La sabiduría popular nos ha permitido asumir que todos los resultados en la vida son producto de nuestras propias acciones. Es decir: si nuestros actos son contrarios al bienestar general nos irá mal, pero si los mismos contribuyen al bien común, nos irá bien. De allí que el adagio popular sostiene una máxima que pareciera irrefutable: todo esfuerzo tiene su recompensa. Pues bien el caso que nos ocupa aquí, se constituye en excepción social de la norma.
Durante el desarrollo de la segunda guerra mundial, cuando los unos se creían más bélico que los otros y los otros más inteligentes que los unos, tal cual como pasa hoy en día sin que aprendamos, apareció en escena uno de los genios más brillantes que ha tenido la humanidad y sin fusil al hombro. Alan Mathison Turing, matemático, filósofo y criptógrafo británico, considerado el padre de la inteligencia artificial -campo de la informática moderna muy de moda hoy en día- y personaje más grande del siglo XX, a quien Europa debe su existencia, pero sin reconocimiento publico alguno, hasta hoy.
Para entonces, los submarinos de Hitler hundían como por arte de magia, cuanto buque aliado cargado con alimentos y arma para Gran Bretaña cruzaba el mar del norte. Ese éxito bélico era producto del uso en sus comunicaciones, de códigos encriptados, con cambios recurrentes y con opciones de descifrado casi infinitas: más de ciento noventa trillones de posibilidades -más fácil ganarse el baloto-. Información cifrada y enviada a través de una genial máquina llamada Enigma.
El desastre era total, ningún convoy americano lograba evitar las acciones de los submarino alemanes. Cientos de soldados británicos morían diariamente. A pesar de la tecnología y capacidad militar, ganar la guerra se había tornado casi imposible para los Aliados. Hasta que Alan Turing, al frente de un equipo de criptoanalistas, en Bletchley Park sede secreta de códigos y cifras, desarrolló una máquina que después de muchos intentos, en cuestión de segundo logró descifrar la información contenida en los mensajes de los códigos enigma del Fuhrer.
Christopher, nombre con el que bautizó Alan a su dispositivo inteligente, llamada así en homenaje a un amigo de quien se enamoró en su adolescencia cuando cursaba estudios en Sherborne, permitía en segundos conocer con exactitud la información transmitida a través de los enigmáticos códigos de Hitler. La máquina de Turing, mediante una serie de reglas y procesamiento iterativo de un conjunto ordenado y finito de operaciones, permitió reconocer patrones y encontrar la clave para decodificar los mensajes nazis, acabar con el éxito alemán en la guerra y finalmente terminarla, con la rendición germana y la muerte de Adolf Hitler.
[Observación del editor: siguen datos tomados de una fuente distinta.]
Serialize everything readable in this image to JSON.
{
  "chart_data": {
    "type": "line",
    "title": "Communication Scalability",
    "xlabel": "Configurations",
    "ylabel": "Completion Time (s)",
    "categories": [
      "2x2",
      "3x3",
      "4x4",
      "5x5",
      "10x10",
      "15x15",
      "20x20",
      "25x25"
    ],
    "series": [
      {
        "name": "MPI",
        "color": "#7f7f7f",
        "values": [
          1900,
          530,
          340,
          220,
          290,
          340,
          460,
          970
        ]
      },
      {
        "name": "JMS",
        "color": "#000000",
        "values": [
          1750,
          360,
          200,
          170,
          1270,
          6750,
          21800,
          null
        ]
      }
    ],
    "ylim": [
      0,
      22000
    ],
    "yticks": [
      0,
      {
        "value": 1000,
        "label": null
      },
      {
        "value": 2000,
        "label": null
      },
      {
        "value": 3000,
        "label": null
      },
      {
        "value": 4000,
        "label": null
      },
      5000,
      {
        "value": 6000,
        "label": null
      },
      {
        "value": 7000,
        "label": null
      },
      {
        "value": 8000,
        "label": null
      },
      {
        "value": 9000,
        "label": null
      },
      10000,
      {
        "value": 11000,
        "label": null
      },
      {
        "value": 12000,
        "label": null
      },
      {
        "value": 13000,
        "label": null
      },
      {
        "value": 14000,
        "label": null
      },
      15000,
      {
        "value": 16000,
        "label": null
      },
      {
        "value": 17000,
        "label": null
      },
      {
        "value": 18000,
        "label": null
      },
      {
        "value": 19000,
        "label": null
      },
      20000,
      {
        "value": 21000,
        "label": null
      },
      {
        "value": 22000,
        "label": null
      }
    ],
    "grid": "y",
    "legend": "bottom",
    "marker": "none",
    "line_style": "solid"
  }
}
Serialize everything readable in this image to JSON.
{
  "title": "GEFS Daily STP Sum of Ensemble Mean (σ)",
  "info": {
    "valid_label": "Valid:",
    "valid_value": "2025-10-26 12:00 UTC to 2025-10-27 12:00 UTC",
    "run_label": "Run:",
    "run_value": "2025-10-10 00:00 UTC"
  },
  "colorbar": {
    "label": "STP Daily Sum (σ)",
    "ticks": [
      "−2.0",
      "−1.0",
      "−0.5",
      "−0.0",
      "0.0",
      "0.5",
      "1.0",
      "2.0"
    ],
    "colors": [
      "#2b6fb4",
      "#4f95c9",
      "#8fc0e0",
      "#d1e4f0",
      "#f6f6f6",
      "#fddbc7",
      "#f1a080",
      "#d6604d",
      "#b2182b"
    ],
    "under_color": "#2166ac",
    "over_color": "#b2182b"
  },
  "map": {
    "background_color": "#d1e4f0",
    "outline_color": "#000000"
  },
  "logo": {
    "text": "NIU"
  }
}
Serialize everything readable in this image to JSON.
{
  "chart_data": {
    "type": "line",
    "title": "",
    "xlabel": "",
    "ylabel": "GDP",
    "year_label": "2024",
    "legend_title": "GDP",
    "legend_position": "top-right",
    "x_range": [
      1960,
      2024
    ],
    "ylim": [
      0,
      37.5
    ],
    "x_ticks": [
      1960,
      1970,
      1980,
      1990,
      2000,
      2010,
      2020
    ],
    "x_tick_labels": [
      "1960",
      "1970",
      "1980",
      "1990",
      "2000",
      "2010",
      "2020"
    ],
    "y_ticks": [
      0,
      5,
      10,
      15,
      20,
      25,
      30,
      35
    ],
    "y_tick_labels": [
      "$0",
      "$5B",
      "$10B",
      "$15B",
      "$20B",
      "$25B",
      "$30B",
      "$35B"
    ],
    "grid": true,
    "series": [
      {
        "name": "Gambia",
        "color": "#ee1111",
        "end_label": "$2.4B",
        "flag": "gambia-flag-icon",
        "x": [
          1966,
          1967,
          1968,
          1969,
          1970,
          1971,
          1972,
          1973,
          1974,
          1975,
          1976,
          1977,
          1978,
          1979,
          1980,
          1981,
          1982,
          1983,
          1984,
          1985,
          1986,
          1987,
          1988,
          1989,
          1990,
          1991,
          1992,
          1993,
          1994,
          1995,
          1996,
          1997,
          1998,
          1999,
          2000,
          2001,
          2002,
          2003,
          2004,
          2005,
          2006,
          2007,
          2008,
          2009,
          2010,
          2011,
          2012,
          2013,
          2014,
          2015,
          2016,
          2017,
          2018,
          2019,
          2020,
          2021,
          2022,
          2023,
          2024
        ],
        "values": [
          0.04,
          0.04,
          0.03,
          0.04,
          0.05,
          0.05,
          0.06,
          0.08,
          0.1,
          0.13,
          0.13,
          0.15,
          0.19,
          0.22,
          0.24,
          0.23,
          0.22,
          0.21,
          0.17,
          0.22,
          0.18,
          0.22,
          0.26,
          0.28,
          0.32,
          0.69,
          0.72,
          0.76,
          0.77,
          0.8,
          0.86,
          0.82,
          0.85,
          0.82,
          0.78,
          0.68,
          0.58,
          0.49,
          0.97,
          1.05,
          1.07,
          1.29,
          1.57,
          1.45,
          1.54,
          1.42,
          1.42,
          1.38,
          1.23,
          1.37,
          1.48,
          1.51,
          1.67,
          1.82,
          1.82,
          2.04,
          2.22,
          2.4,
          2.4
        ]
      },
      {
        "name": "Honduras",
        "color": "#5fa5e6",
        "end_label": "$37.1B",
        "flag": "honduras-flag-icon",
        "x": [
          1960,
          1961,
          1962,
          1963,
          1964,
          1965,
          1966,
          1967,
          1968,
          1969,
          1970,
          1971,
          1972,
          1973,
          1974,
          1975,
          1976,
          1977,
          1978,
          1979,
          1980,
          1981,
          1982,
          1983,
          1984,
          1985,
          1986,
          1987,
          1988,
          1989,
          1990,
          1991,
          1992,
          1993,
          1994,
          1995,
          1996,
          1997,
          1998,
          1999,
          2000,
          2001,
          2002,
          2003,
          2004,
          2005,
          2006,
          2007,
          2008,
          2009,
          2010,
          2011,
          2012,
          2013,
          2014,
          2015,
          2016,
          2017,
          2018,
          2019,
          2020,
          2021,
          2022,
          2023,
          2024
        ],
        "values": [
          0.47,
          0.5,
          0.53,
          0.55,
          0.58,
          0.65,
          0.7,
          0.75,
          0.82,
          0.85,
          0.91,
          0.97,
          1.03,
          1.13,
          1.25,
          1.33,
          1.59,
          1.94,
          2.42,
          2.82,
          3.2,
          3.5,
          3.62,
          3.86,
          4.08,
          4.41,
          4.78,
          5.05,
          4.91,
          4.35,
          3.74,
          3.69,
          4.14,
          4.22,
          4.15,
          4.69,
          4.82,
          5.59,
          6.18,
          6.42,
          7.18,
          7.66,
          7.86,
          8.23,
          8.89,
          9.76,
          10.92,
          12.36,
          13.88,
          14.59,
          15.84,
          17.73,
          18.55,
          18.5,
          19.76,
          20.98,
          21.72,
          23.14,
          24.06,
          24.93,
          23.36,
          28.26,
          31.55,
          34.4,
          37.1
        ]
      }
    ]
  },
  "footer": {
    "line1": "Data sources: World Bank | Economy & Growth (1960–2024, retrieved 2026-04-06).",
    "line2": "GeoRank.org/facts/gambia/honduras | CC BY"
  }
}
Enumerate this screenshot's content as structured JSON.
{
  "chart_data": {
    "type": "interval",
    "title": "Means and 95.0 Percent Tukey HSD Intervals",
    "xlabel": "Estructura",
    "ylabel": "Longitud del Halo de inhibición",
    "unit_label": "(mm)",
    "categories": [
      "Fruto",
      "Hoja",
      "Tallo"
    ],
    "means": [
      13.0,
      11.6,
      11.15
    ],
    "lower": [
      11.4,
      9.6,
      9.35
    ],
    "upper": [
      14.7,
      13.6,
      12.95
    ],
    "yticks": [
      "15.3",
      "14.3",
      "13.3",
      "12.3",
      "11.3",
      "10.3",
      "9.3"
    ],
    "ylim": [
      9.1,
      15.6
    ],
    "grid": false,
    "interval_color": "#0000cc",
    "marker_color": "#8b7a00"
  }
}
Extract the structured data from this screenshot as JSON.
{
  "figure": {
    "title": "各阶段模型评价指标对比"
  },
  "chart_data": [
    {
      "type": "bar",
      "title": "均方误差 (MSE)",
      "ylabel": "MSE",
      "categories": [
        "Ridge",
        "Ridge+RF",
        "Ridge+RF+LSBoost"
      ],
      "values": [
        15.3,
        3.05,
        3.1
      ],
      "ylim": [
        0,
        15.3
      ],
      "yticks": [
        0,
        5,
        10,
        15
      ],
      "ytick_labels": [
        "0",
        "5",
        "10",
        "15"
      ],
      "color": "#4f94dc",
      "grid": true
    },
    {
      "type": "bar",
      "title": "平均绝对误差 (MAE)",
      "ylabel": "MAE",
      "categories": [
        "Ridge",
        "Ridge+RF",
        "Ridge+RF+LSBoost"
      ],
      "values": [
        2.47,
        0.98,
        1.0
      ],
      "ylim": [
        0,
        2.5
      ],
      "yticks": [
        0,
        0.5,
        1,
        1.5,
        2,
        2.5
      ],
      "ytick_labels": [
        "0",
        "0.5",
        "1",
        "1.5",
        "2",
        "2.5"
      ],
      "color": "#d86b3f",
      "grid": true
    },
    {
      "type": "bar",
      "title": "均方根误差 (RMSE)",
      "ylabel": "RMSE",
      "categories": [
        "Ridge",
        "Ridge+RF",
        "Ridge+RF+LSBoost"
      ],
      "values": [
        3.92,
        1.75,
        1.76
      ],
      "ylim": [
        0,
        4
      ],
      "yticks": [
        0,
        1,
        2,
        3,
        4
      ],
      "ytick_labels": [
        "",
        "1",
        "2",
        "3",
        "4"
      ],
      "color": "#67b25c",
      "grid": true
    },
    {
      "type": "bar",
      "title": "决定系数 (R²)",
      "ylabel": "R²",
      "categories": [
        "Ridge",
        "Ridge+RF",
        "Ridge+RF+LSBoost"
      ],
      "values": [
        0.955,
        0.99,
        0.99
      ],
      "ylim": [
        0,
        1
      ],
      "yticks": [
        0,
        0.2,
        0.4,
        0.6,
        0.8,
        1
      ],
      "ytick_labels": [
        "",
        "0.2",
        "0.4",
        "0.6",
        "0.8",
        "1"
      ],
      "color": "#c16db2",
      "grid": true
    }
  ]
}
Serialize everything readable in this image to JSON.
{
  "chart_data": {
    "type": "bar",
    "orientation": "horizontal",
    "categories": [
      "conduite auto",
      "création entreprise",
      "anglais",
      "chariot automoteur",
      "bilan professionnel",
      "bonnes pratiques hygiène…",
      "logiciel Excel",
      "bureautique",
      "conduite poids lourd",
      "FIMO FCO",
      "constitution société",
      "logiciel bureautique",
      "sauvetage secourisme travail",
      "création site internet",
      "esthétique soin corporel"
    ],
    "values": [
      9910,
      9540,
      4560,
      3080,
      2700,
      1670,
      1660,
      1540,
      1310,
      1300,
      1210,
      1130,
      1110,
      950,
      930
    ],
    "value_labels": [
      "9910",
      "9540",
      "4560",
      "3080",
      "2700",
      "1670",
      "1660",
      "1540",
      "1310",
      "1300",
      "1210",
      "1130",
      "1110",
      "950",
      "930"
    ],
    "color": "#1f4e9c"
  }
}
Pero la intransigencia inglesa de la época y ese sentimiento de la realeza británica que solo siente afecto por perros y caballos. Le pagó a Turing por sus servicios al mundo, con prisión por indecencia grave en sus preferencias sexuales, al violar la Ley penal originaria de una decisión tomada a caballo por Enrique VIII en 1533, época cuando el mundo aún era tan reciente que todas las cosas carecían de nombre y para mencionarla había que señalarlas con el dedo. Con esta decisión lo convirtieron en paria, le prohibieron trabajar en el desarrollo de computadores y lo obligaron a consumir fármacos recetados para que dejara de ser marica, medicamentos que le hicieron salir tetas, causar impotencia, obesidad y depresión profunda, lo que finalmente lo condujo a la muerte.
Aunque nunca fue claro. Según la versión oficial Alan Turing se quitó la vida en su propio laboratorio, al consumir una manzana bañada en cianuro. Había optado como sitio de reclusión su propia residencia en donde cumplía su condena, a cambio del consumo de esos medicamentos, los cuales, según la ignorancia medieval, las posturas conservadoras y las creencias religiosas, eran capaces de curar la enfermedad del homosexualismo.
Aunque, para la víctima, de nada sirven los reconocimientos públicos después de muerto, por lo menos resarcen el honor de la familia. Tal vez por ello en 2009, el gobierno británico se disculpó públicamente por la forma cruel y espantosa en la que Turing había sido tratado. En 2013 la reina Isabel II le otorgó indulto póstumo. En 2017 el parlamento británico aprobó la Ley Alan Turing, mediante la cual se indultó a los hombres amonestados o condenados por sus preferencias sexuales. En 2019 la audiencia de la BBC lo eligió la persona más grande del siglo XX y finalmente el 23 de junio de 2021, en conmemoración a su natalicio, se lanzó el billete de 50 libras esterlinas con la imagen de Alan Turing.
Cerrando con otro adagio popular, este sí, acorde con los hechos: más vale tarde que nunca.